A l’heure actuelle, cette caisse est pilotée par un conseil d’administration dans lequel siègent, pour l’essentiel, des représentants des bénéficiaires et des employeurs. La présidence est assurée alternativement par un syndicaliste et par une personnalité incarnant le « patronat » du public. Une fonction occupée, aujourd’hui, par Christophe Iacobbi, maire d’Allons (Alpes-de-Haute-Provence), la vice-présidence étant assurée par un membre de la CFE-CGC. Au début de 2025, les positions devaient être permutées (avec le poste de président confié à un responsable syndical et celui de vice-président attribué à un représentant des employeurs publics).
« C’est une vraie provocation »
C’est cet ordonnancement qui est aujourd’hui remis en cause par le gouvernement. Son projet consisterait à désigner une personnalité qualifiée à la présidence du conseil d’administration. Un « passage en force », pour les syndicats, qui demandent au premier ministre de « revenir sur la décision brutale d’imposer une modification (…) sur la gouvernance de l’Ircantec ».

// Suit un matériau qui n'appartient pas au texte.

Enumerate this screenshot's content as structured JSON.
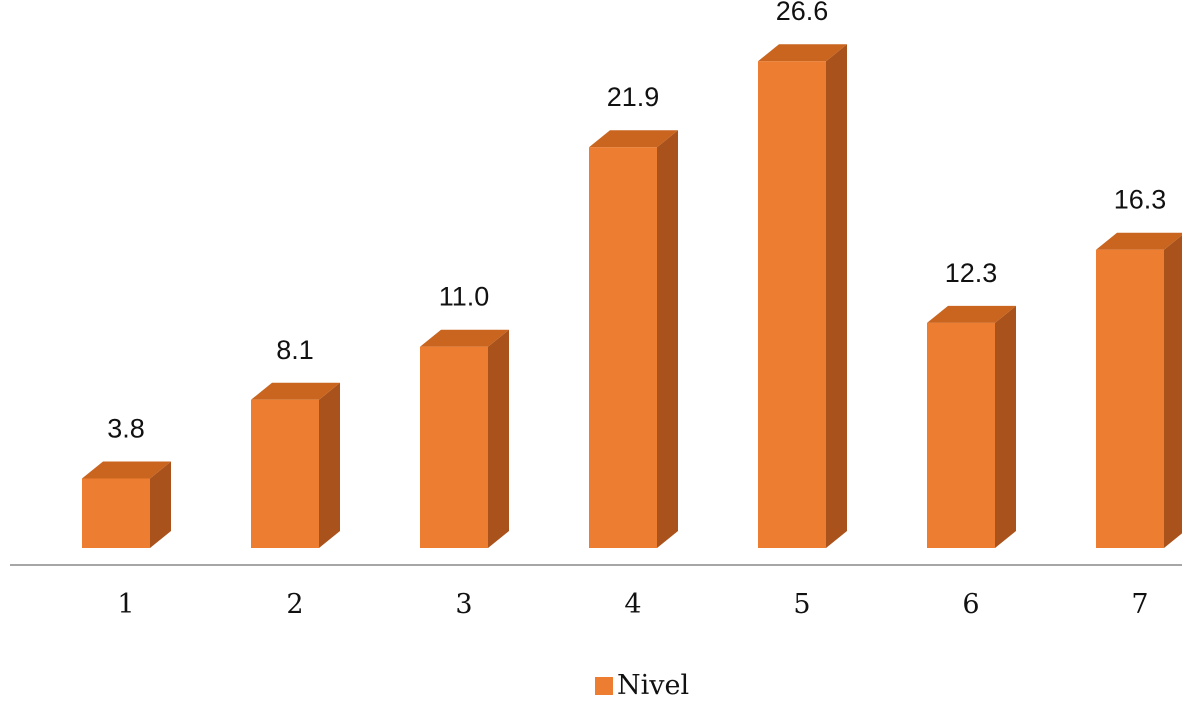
{
  "chart_data": {
    "type": "bar",
    "style": "3d-column",
    "categories": [
      "1",
      "2",
      "3",
      "4",
      "5",
      "6",
      "7"
    ],
    "series": [
      {
        "name": "Nivel",
        "values": [
          3.8,
          8.1,
          11.0,
          21.9,
          26.6,
          12.3,
          16.3
        ],
        "color": "#ED7D31"
      }
    ],
    "value_labels": [
      "3.8",
      "8.1",
      "11.0",
      "21.9",
      "26.6",
      "12.3",
      "16.3"
    ],
    "ylim": [
      0,
      27
    ],
    "grid": false,
    "legend_position": "bottom",
    "colors": {
      "front": "#ED7D31",
      "side": "#A9521B",
      "top": "#C9651F",
      "axis": "#A6A6A6"
    }
  },
  "legend": {
    "label": "Nivel"
  }
}
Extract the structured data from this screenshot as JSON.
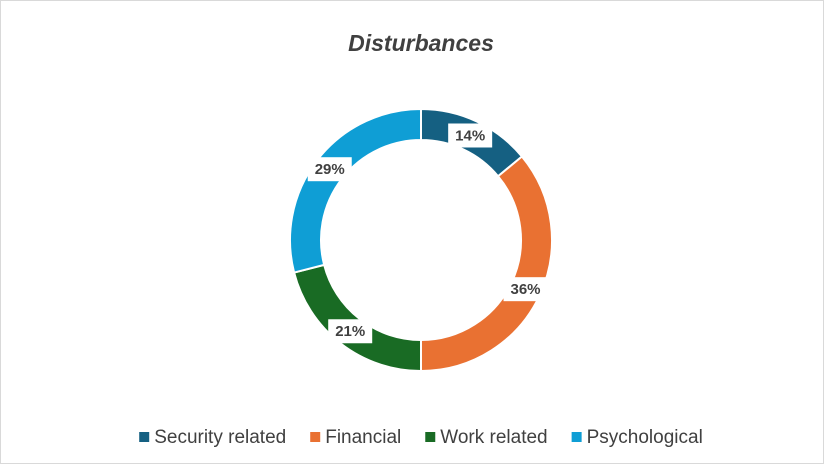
{
  "chart_data": {
    "type": "pie",
    "title": "Disturbances",
    "categories": [
      "Security related",
      "Financial",
      "Work related",
      "Psychological"
    ],
    "values": [
      14,
      36,
      21,
      29
    ],
    "value_labels": [
      "14%",
      "36%",
      "21%",
      "29%"
    ],
    "colors": [
      "#156082",
      "#e97132",
      "#196b24",
      "#0f9ed5"
    ],
    "donut": true,
    "legend": "bottom"
  }
}
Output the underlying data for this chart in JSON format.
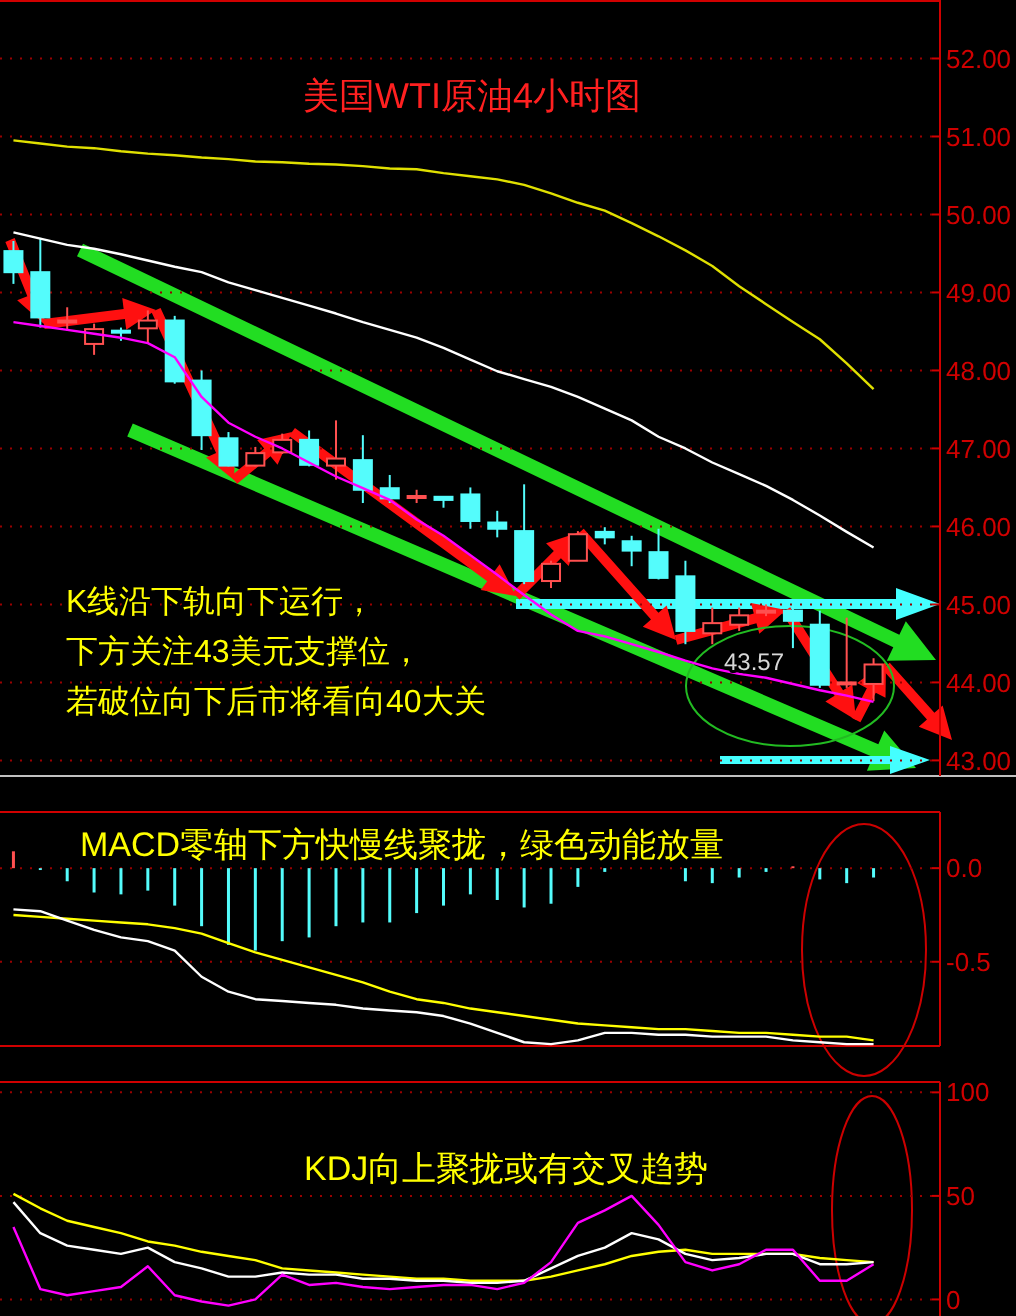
{
  "chart_data": [
    {
      "type": "candlestick",
      "title": "美国WTI原油4小时图",
      "categories": [
        null,
        null,
        null,
        null,
        null,
        null,
        null,
        null,
        null,
        null,
        null,
        null,
        null,
        null,
        null,
        null,
        null,
        null,
        null,
        null,
        null,
        null,
        null,
        null,
        null,
        null,
        null,
        null,
        null,
        null,
        null,
        null,
        null
      ],
      "ohlc": [
        [
          49.53,
          49.66,
          49.11,
          49.26
        ],
        [
          49.26,
          49.7,
          48.55,
          48.68
        ],
        [
          48.63,
          48.81,
          48.51,
          48.64
        ],
        [
          48.34,
          48.6,
          48.2,
          48.53
        ],
        [
          48.51,
          48.55,
          48.38,
          48.49
        ],
        [
          48.54,
          48.77,
          48.34,
          48.64
        ],
        [
          48.64,
          48.7,
          47.83,
          47.86
        ],
        [
          47.87,
          48.0,
          46.98,
          47.17
        ],
        [
          47.13,
          47.21,
          46.77,
          46.78
        ],
        [
          46.78,
          47.02,
          46.77,
          46.94
        ],
        [
          46.95,
          47.19,
          46.93,
          47.11
        ],
        [
          47.11,
          47.23,
          46.77,
          46.79
        ],
        [
          46.78,
          47.36,
          46.6,
          46.87
        ],
        [
          46.85,
          47.17,
          46.3,
          46.47
        ],
        [
          46.49,
          46.66,
          46.3,
          46.36
        ],
        [
          46.37,
          46.47,
          46.3,
          46.39
        ],
        [
          46.38,
          46.39,
          46.24,
          46.34
        ],
        [
          46.41,
          46.5,
          45.97,
          46.07
        ],
        [
          46.05,
          46.2,
          45.86,
          45.97
        ],
        [
          45.94,
          46.54,
          45.26,
          45.3
        ],
        [
          45.3,
          45.56,
          45.21,
          45.52
        ],
        [
          45.56,
          45.94,
          45.56,
          45.9
        ],
        [
          45.93,
          45.99,
          45.77,
          45.86
        ],
        [
          45.81,
          45.88,
          45.49,
          45.69
        ],
        [
          45.67,
          45.97,
          45.32,
          45.34
        ],
        [
          45.36,
          45.56,
          44.49,
          44.66
        ],
        [
          44.63,
          44.96,
          44.49,
          44.76
        ],
        [
          44.74,
          44.96,
          44.66,
          44.86
        ],
        [
          44.9,
          45.0,
          44.85,
          44.92
        ],
        [
          44.92,
          45.0,
          44.44,
          44.79
        ],
        [
          44.74,
          44.92,
          43.93,
          43.97
        ],
        [
          43.99,
          44.83,
          43.93,
          44.0
        ],
        [
          43.98,
          44.31,
          43.76,
          44.23
        ]
      ],
      "colors": [
        "#54fcfc",
        "#54fcfc",
        "#ff5050",
        "#ff5050",
        "#54fcfc",
        "#ff5050",
        "#54fcfc",
        "#54fcfc",
        "#54fcfc",
        "#ff5050",
        "#ff5050",
        "#54fcfc",
        "#ff5050",
        "#54fcfc",
        "#54fcfc",
        "#ff5050",
        "#54fcfc",
        "#54fcfc",
        "#54fcfc",
        "#54fcfc",
        "#ff5050",
        "#ff5050",
        "#54fcfc",
        "#54fcfc",
        "#54fcfc",
        "#54fcfc",
        "#ff5050",
        "#ff5050",
        "#ff5050",
        "#54fcfc",
        "#54fcfc",
        "#ff5050",
        "#ff5050"
      ],
      "series": [
        {
          "type": "line",
          "color": "#e0e000",
          "values": [
            50.95,
            50.91,
            50.87,
            50.85,
            50.81,
            50.78,
            50.76,
            50.73,
            50.71,
            50.68,
            50.67,
            50.65,
            50.64,
            50.62,
            50.59,
            50.58,
            50.53,
            50.49,
            50.45,
            50.38,
            50.27,
            50.15,
            50.05,
            49.89,
            49.72,
            49.54,
            49.34,
            49.08,
            48.85,
            48.62,
            48.4,
            48.09,
            47.76
          ]
        },
        {
          "type": "line",
          "color": "#ffffff",
          "values": [
            49.77,
            49.69,
            49.61,
            49.56,
            49.49,
            49.41,
            49.33,
            49.26,
            49.13,
            49.03,
            48.93,
            48.83,
            48.73,
            48.62,
            48.52,
            48.42,
            48.29,
            48.14,
            47.99,
            47.89,
            47.79,
            47.66,
            47.51,
            47.36,
            47.15,
            47.0,
            46.82,
            46.67,
            46.52,
            46.34,
            46.14,
            45.93,
            45.73
          ]
        },
        {
          "type": "line",
          "color": "#ff00ff",
          "values": [
            48.62,
            48.57,
            48.52,
            48.47,
            48.42,
            48.35,
            48.17,
            47.66,
            47.33,
            47.15,
            47.0,
            46.82,
            46.64,
            46.49,
            46.34,
            46.09,
            45.88,
            45.63,
            45.38,
            45.12,
            44.87,
            44.66,
            44.59,
            44.49,
            44.39,
            44.28,
            44.18,
            44.11,
            44.06,
            43.98,
            43.9,
            43.83,
            43.75
          ]
        }
      ],
      "ylim": [
        42.8,
        52.75
      ],
      "yticks": [
        {
          "value": 43,
          "label": "43.00"
        },
        {
          "value": 44,
          "label": "44.00"
        },
        {
          "value": 45,
          "label": "45.00"
        },
        {
          "value": 46,
          "label": "46.00"
        },
        {
          "value": 47,
          "label": "47.00"
        },
        {
          "value": 48,
          "label": "48.00"
        },
        {
          "value": 49,
          "label": "49.00"
        },
        {
          "value": 50,
          "label": "50.00"
        },
        {
          "value": 51,
          "label": "51.00"
        },
        {
          "value": 52,
          "label": "52.00"
        }
      ],
      "grid": "y",
      "tick_labels": "y",
      "annotations": [
        "K线沿下轨向下运行，",
        "下方关注43美元支撑位，",
        "若破位向下后市将看向40大关",
        "43.57"
      ]
    },
    {
      "type": "bar",
      "categories": [
        null,
        null,
        null,
        null,
        null,
        null,
        null,
        null,
        null,
        null,
        null,
        null,
        null,
        null,
        null,
        null,
        null,
        null,
        null,
        null,
        null,
        null,
        null,
        null,
        null,
        null,
        null,
        null,
        null,
        null,
        null,
        null,
        null
      ],
      "series": [
        {
          "type": "bar",
          "values": [
            0.09,
            -0.01,
            -0.07,
            -0.13,
            -0.14,
            -0.12,
            -0.2,
            -0.31,
            -0.41,
            -0.44,
            -0.39,
            -0.37,
            -0.31,
            -0.29,
            -0.29,
            -0.24,
            -0.2,
            -0.14,
            -0.17,
            -0.21,
            -0.19,
            -0.1,
            -0.02,
            null,
            null,
            -0.07,
            -0.08,
            -0.05,
            -0.02,
            0.01,
            -0.06,
            -0.08,
            -0.05
          ],
          "colors": [
            "#ff5050",
            "#54fcfc",
            "#54fcfc",
            "#54fcfc",
            "#54fcfc",
            "#54fcfc",
            "#54fcfc",
            "#54fcfc",
            "#54fcfc",
            "#54fcfc",
            "#54fcfc",
            "#54fcfc",
            "#54fcfc",
            "#54fcfc",
            "#54fcfc",
            "#54fcfc",
            "#54fcfc",
            "#54fcfc",
            "#54fcfc",
            "#54fcfc",
            "#54fcfc",
            "#54fcfc",
            "#54fcfc",
            null,
            null,
            "#54fcfc",
            "#54fcfc",
            "#54fcfc",
            "#54fcfc",
            "#ff5050",
            "#54fcfc",
            "#54fcfc",
            "#54fcfc"
          ]
        },
        {
          "type": "line",
          "color": "#ffff00",
          "values": [
            -0.25,
            -0.26,
            -0.27,
            -0.28,
            -0.29,
            -0.3,
            -0.32,
            -0.35,
            -0.4,
            -0.45,
            -0.49,
            -0.53,
            -0.57,
            -0.61,
            -0.66,
            -0.7,
            -0.72,
            -0.75,
            -0.77,
            -0.79,
            -0.81,
            -0.83,
            -0.84,
            -0.85,
            -0.86,
            -0.86,
            -0.87,
            -0.88,
            -0.88,
            -0.89,
            -0.9,
            -0.9,
            -0.92
          ]
        },
        {
          "type": "line",
          "color": "#ffffff",
          "values": [
            -0.22,
            -0.23,
            -0.28,
            -0.33,
            -0.37,
            -0.39,
            -0.44,
            -0.58,
            -0.66,
            -0.7,
            -0.71,
            -0.72,
            -0.73,
            -0.75,
            -0.76,
            -0.77,
            -0.79,
            -0.83,
            -0.88,
            -0.93,
            -0.94,
            -0.92,
            -0.88,
            -0.88,
            -0.89,
            -0.89,
            -0.9,
            -0.9,
            -0.9,
            -0.92,
            -0.93,
            -0.94,
            -0.94
          ]
        }
      ],
      "ylim": [
        -0.95,
        0.3
      ],
      "yticks": [
        {
          "value": -0.5,
          "label": "-0.5"
        },
        {
          "value": 0,
          "label": "0.0"
        }
      ],
      "grid": "y",
      "tick_labels": "y",
      "annotations": [
        "MACD零轴下方快慢线聚拢，绿色动能放量"
      ]
    },
    {
      "type": "line",
      "categories": [
        null,
        null,
        null,
        null,
        null,
        null,
        null,
        null,
        null,
        null,
        null,
        null,
        null,
        null,
        null,
        null,
        null,
        null,
        null,
        null,
        null,
        null,
        null,
        null,
        null,
        null,
        null,
        null,
        null,
        null,
        null,
        null,
        null
      ],
      "series": [
        {
          "type": "line",
          "color": "#ffff00",
          "values": [
            51,
            44,
            38,
            35,
            32,
            28,
            26,
            23,
            21,
            19,
            15,
            14,
            13,
            12,
            11,
            10,
            10,
            9,
            9,
            9,
            11,
            14,
            17,
            21,
            23,
            24,
            22,
            22,
            22,
            22,
            20,
            19,
            18
          ]
        },
        {
          "type": "line",
          "color": "#ffffff",
          "values": [
            47,
            32,
            26,
            24,
            22,
            25,
            18,
            15,
            11,
            11,
            13,
            12,
            12,
            10,
            10,
            9,
            9,
            8,
            8,
            9,
            15,
            21,
            25,
            32,
            29,
            22,
            19,
            20,
            22,
            22,
            17,
            17,
            18
          ]
        },
        {
          "type": "line",
          "color": "#ff00ff",
          "values": [
            35,
            5,
            2,
            4,
            6,
            16,
            2,
            -1,
            -3,
            0,
            12,
            7,
            8,
            6,
            5,
            6,
            7,
            7,
            5,
            8,
            18,
            37,
            43,
            50,
            36,
            18,
            14,
            17,
            24,
            24,
            9,
            9,
            17
          ]
        }
      ],
      "ylim": [
        -8,
        105
      ],
      "yticks": [
        0,
        50,
        100
      ],
      "grid": "y",
      "tick_labels": "y",
      "annotations": [
        "KDJ向上聚拢或有交叉趋势"
      ]
    }
  ]
}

Les intentions de l’exécutif ne sont pas le fruit du hasard. Elles s’inscrivent dans le prolongement d’un rapport au vitriol de l’inspection générale des affaires sociales (IGAS) et du Contrôle général économique et financier (CGEFI). Rendue publique en juillet 2022, cette « évaluation » aboutissait à des constats très sévères : « Gouvernance défaillante qui gagnerait à être profondément réformée », « manque de viabilité financière à long terme », « gestion administrative insuffisamment transparente dont les coûts demeurent élevés », etc. Pour résoudre les difficultés, l’IGAS et le CGEFI formulaient 57 recommandations, dont l’une semble avoir inspiré le pouvoir en place : « Nommer par décret, à la présidence du conseil d’administration, une personnalité indépendante. »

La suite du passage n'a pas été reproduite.